Roger Lee Berger was born August 21, 1951, in rural northwest Kansas. His early interest in mathematics ripened as he attended the University of Kansas, switching from physics to mathematics with emphasis on real analysis as an undergraduate. Graduating in 1973, he studied graduate statistics at Purdue University, earning a master's degree in 1975 and a doctorate in 1977. Building on the work of his advisor Shanti S. Gupta in subset selection, Berger wrote Minimax, Admissible, and Gamma-Minimax Multiple Decision Rules to complete his doctoral studies.

==University career and research==
Berger's first professor appointment was at Florida State University in 1977. Later, he served at North Carolina State University and then Arizona State University, where he retired in 2017. Throughout his career, he supervised eleven students in statistics on topics ranging from theory, such as exact hypothesis testing, more powerful tests with linear and elliptical constraints, to applied biostatistics. In 2003, Purdue deemed Berger a Distinguished Alumnus.

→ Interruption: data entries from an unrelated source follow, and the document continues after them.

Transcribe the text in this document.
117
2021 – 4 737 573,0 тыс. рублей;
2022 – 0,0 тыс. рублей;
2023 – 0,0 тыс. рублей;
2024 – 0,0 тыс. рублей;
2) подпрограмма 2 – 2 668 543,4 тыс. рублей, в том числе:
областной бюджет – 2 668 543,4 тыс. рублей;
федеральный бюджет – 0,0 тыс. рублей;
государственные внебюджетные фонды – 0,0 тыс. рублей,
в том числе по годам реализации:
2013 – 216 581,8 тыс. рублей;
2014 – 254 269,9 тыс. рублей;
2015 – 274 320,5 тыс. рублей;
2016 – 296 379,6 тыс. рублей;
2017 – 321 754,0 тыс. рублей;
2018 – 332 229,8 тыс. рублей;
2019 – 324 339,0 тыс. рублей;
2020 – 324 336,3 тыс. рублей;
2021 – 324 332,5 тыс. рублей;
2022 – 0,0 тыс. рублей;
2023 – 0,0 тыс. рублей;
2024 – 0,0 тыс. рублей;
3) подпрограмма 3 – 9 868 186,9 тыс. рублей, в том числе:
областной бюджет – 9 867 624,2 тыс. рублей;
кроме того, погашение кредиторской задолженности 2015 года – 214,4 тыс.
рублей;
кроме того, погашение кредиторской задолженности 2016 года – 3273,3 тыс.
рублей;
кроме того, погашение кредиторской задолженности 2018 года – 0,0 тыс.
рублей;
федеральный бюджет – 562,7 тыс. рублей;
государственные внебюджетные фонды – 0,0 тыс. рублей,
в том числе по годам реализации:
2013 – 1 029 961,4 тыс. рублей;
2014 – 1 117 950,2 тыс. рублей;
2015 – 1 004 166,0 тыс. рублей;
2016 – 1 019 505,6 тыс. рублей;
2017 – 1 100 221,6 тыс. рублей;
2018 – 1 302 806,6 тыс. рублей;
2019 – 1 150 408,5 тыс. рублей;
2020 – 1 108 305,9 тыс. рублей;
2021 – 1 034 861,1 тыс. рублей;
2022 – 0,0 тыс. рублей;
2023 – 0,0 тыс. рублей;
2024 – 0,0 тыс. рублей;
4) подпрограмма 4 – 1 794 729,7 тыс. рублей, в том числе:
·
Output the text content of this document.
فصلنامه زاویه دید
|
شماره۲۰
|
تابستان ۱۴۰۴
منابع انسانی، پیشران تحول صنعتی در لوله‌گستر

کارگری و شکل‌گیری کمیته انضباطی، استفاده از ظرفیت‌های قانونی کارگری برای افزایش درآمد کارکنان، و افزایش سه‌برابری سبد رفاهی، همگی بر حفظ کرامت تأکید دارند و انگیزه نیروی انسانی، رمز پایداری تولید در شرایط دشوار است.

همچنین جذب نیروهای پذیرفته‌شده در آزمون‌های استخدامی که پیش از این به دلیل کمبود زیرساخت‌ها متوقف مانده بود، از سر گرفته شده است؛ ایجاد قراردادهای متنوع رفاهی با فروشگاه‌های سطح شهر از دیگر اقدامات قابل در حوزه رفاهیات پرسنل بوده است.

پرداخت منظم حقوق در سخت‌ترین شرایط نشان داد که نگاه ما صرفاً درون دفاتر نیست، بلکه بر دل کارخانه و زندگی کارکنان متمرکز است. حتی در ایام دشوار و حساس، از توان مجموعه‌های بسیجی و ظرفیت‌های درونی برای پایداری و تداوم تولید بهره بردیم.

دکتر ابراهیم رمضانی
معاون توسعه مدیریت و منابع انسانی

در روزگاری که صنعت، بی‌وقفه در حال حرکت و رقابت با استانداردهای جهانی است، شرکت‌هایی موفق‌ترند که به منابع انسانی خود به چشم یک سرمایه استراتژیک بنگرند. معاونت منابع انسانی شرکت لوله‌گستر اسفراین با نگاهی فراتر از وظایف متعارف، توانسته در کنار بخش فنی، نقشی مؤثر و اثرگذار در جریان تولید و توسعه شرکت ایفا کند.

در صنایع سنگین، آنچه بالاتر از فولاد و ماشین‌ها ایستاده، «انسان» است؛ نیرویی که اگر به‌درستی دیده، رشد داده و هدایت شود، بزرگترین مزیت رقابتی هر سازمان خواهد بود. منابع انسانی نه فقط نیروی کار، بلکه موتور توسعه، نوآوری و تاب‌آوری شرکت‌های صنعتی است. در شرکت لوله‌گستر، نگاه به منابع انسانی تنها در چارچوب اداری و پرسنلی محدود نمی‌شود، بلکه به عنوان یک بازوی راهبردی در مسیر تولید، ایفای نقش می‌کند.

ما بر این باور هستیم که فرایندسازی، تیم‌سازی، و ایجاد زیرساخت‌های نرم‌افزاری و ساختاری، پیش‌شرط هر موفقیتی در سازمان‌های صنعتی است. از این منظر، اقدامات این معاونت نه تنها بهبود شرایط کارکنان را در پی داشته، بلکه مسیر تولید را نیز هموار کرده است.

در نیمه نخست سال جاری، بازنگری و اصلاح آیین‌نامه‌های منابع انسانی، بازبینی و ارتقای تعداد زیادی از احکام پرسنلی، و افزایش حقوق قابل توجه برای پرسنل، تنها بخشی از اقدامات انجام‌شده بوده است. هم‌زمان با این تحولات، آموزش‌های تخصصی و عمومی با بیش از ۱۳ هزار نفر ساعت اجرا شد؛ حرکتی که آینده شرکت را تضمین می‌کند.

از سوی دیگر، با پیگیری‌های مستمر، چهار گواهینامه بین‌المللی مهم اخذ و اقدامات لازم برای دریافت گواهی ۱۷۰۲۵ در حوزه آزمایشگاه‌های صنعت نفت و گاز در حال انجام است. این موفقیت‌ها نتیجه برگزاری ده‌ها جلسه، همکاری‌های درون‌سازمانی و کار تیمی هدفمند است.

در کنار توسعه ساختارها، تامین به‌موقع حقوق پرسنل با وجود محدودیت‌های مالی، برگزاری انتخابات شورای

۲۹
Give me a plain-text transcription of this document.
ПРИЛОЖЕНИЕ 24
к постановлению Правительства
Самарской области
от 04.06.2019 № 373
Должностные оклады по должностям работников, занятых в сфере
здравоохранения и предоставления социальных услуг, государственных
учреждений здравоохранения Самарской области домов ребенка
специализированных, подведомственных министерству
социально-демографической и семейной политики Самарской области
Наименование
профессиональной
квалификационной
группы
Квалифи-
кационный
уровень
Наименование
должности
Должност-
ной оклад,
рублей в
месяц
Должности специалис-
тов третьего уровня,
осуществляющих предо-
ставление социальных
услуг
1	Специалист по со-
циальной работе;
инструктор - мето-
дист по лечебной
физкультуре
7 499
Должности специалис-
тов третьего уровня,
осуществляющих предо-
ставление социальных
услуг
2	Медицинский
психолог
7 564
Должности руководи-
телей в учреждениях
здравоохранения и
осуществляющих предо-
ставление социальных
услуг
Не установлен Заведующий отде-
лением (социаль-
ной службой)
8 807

==Friendship and collaboration with George Casella==
Berger and George Casella met at Purdue and became fast friends, studying statistics together. In 1983 at the Eastern North American Region (ENAR) conference of the International Biometric Society, Casella asked Berger to co-author a new master's level introductory text to statistical inference, hoping to revise and improve Hogg and Craig's Introduction to Mathematical Statistics. This led to the publication of Statistical Inference in 1990. They continued to publish papers together, touching on topics such as generalized means and the reconciliation of Bayesian and frequentist testing, until Casella's death in 2012.

==Published works==
- Casella, George, and Berger, Roger L. Statistical Inference, Duxbury Press, Belmont, CA, 1990.